みなさま、こんにちは。
今回は腫瘍、とくに体表面にできる腫瘍のお話をしたいと思います。
体表面にできる腫瘤(しこり)は飼い主さんが最も気付きやすい病変の一つです。
実際に診察をしていても、
『少し前からしこりがあるんです。これ何ですか?』
この質問をよく耳にします。
ワンちゃん、ネコちゃんを普段からよく触り観察してらっしゃる飼い主さんは、僕たちが驚くほど小さな腫瘤もみつけて教えてくれます。
頭が下がります。
では、『これ何ですか?』についてお話ししていきます。
結論から申し上げると、その場で『これは〇〇です。』と断定することは不可能です。
僕たちは飼い主さんが気づいた、もしくは診察中に体表腫瘤を見つけた場合、次のような思考回路で診断を進めていきます。
①腫瘤がいつから存在していたか
②腫瘤がどこに存在しているか
③腫瘤に気づいてから現在まででサイズや数の変化があったか
④腫瘤はどんな細胞で構成されているか
①〜③までについて飼い主さんからお話をお伺いし、どんな病変の可能性があるかを考えます。
そして、悪性の病変を疑う際に④へ進みます。
④を調べる際、『生検』という手段を用います。
生検とは、なんらかの方法で病変を構成する細胞や組織を採取し調べる方法です。
特に、体表腫瘤の場合は細い針で病変を刺し細胞を集める針生検、そして集めてきた細胞を評価する細胞診という診断方法をよく用います。
細胞診の結果を基に、悪性腫瘍の可能性が高い場合は腫瘍自体の性状、局所での広がり、遠隔転移の有無、全身状態の評価へと進み治療方法を検討します。
このお話を踏まえた上で、実際に診察室でどのような流れで進むかを記してみたいと思います。
「うちのワンちゃんの背中にしこりがあるんです。」
『このしこり、いつ気づかれました?』
「2週間くらい前に触っていたら気付きました。」
『なるほど。では、2週間前に比べて大きくなっていたり、掻いたりなど変化はありますか?』
「とくに自分では気にしていなくて、大きさも変わっていないように思います。」
『分かりました。今のところしこりが急激に大きくなったり、本人が気にしたりという変化はなさそうですね。
このしこりがどんな細胞で出来ているかを調べるには細い針で刺して細胞を集める細胞診という検査法が必要になります。
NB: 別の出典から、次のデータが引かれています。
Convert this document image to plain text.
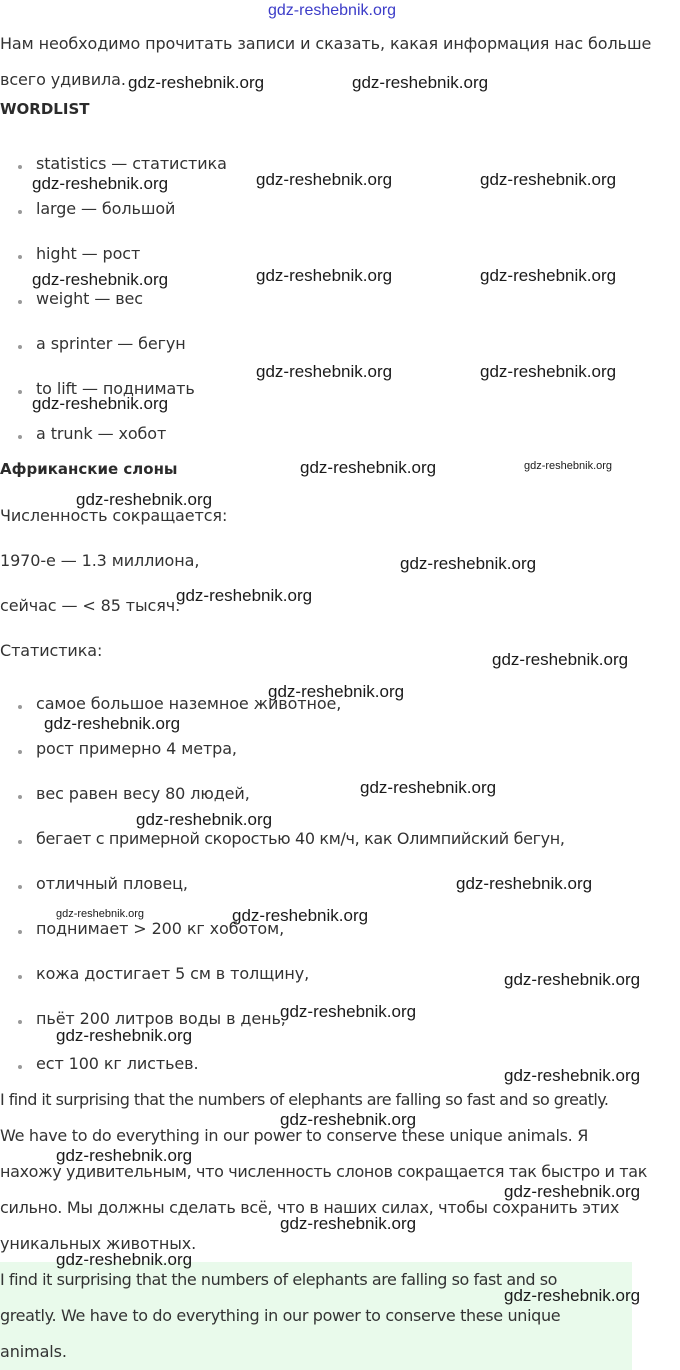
gdz-reshebnik.org
Нам необходимо прочитать записи и сказать, какая информация нас больше
всего удивила.
WORDLIST
statistics — статистика
large — большой
hight — рост
weight — вес
a sprinter — бегун
to lift — поднимать
a trunk — хобот
Африканские слоны
Численность сокращается:
1970-е — 1.3 миллиона,
сейчас — < 85 тысяч.
Статистика:
самое большое наземное животное,
рост примерно 4 метра,
вес равен весу 80 людей,
бегает с примерной скоростью 40 км/ч, как Олимпийский бегун,
отличный пловец,
поднимает > 200 кг хоботом,
кожа достигает 5 см в толщину,
пьёт 200 литров воды в день,
ест 100 кг листьев.
I find it surprising that the numbers of elephants are falling so fast and so greatly.
We have to do everything in our power to conserve these unique animals. Я
нахожу удивительным, что численность слонов сокращается так быстро и так
сильно. Мы должны сделать всё, что в наших силах, чтобы сохранить этих
уникальных животных.
I find it surprising that the numbers of elephants are falling so fast and so
greatly. We have to do everything in our power to conserve these unique
animals.
gdz-reshebnik.org	gdz-reshebnik.org
gdz-reshebnik.org	gdz-reshebnik.org	gdz-reshebnik.org
gdz-reshebnik.org	gdz-reshebnik.org	gdz-reshebnik.org
gdz-reshebnik.org	gdz-reshebnik.org
gdz-reshebnik.org
gdz-reshebnik.org	gdz-reshebnik.org
gdz-reshebnik.org
gdz-reshebnik.org
gdz-reshebnik.org
gdz-reshebnik.org
gdz-reshebnik.org
gdz-reshebnik.org
gdz-reshebnik.org
gdz-reshebnik.org
gdz-reshebnik.org
gdz-reshebnik.org	gdz-reshebnik.org
gdz-reshebnik.org
gdz-reshebnik.org
gdz-reshebnik.org
gdz-reshebnik.org
gdz-reshebnik.org
gdz-reshebnik.org
gdz-reshebnik.org
gdz-reshebnik.org
gdz-reshebnik.org
gdz-reshebnik.org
この検査を行なって、その結果を基に今後の治療方針を検討していきましょうか。』
「お願いします。」
こんな感じです。
もちろん、この段階で細胞診を行わないケースもあれば、細胞診ではなく組織生検という手法を提示することもあります。
いずれにしても、もっとも大切なことは、しこりに気づいたらなるべく早く獣医師に相談していただきたいということです。
体表腫瘍の中には早期発見・早期治療することによって治療成績が格段に良くなるものも含まれています。
そうしたものをなるべく早く治療する、あるいは様子を見て大きくしてしまわないことが重要になってきます。
今回は腫瘍の中でも飼い主さんが気付きやすい体表腫瘤のお話をしました。
皆さんもワンちゃん、ネコちゃんを触ってしこりや病変にお気づきの方は一度ご相談してください。